Nahrungsergänzungsmittel
Tupperpartys für Hausfrauen sind out; heute holt man sich Ärzte auf seine Party – pardon: zum Ärzteforum. Dort lernen sie, wie man Nahrungsergänzung in Kapselform an den Mann oder die Frau bringt. Mediziner haben ja einen ungeheuren Startvorteil gegenüber anderen Bevölkerungsgruppen (beispielsweise Gebrauchtwagenverkäufern): Man vertraut ihnen nur allzu gerne: „Na, wenn es der Herr Doktor sagt…“
Für gesunde Menschen überflüssig
Das Produkt – Juice Plus – ist ein Nahrungsergänzungsmittel, das aus dem Saft und Mark von verschiedenen Früchten und Gemüsen hergestellt und mit Vitaminen und Mineralstoffen angereichert wird.
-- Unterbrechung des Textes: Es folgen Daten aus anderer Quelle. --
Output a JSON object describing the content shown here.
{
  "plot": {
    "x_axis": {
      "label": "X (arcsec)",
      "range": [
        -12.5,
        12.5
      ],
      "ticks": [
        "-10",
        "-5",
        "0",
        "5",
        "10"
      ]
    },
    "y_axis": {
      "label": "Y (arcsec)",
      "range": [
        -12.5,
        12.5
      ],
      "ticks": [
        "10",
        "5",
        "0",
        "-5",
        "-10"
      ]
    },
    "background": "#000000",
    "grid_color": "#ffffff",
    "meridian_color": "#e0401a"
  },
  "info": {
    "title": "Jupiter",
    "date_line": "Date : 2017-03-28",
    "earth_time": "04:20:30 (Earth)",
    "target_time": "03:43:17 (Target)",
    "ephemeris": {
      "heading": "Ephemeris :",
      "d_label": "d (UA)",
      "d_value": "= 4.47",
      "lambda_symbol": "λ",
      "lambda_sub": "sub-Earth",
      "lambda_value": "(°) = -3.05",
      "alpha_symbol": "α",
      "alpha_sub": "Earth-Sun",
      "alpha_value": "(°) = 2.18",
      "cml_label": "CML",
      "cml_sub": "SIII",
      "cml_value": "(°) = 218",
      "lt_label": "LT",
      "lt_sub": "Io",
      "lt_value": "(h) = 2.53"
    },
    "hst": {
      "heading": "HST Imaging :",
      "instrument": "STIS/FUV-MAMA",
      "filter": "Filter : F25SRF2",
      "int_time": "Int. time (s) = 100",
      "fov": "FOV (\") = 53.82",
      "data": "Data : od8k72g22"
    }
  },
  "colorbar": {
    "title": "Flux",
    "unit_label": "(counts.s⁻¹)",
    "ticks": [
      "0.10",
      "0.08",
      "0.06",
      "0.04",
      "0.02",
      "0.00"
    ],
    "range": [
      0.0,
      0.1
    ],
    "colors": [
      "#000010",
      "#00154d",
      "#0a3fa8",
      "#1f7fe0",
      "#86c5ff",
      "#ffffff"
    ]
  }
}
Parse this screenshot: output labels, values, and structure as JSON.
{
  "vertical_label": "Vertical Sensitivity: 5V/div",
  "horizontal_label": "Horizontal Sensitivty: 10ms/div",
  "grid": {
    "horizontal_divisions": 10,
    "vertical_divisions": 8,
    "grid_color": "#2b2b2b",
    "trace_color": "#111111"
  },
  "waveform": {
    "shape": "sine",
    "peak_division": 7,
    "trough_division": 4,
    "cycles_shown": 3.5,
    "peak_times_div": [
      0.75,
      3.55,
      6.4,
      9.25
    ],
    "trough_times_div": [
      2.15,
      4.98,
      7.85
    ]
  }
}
Die Versorgung mit Vitaminen ist in Österreich seit Jahrzehnten als sehr gut zu bezeichnen, das Angebot an nährstoffreichen und preiswerten Gemüse- und Obstsorten ist, saisonal unabhängig, gesichert. Nahrungsergänzung ist daher für gesunde Menschen überflüssig und nur in Ausnahmefällen sinnvoll.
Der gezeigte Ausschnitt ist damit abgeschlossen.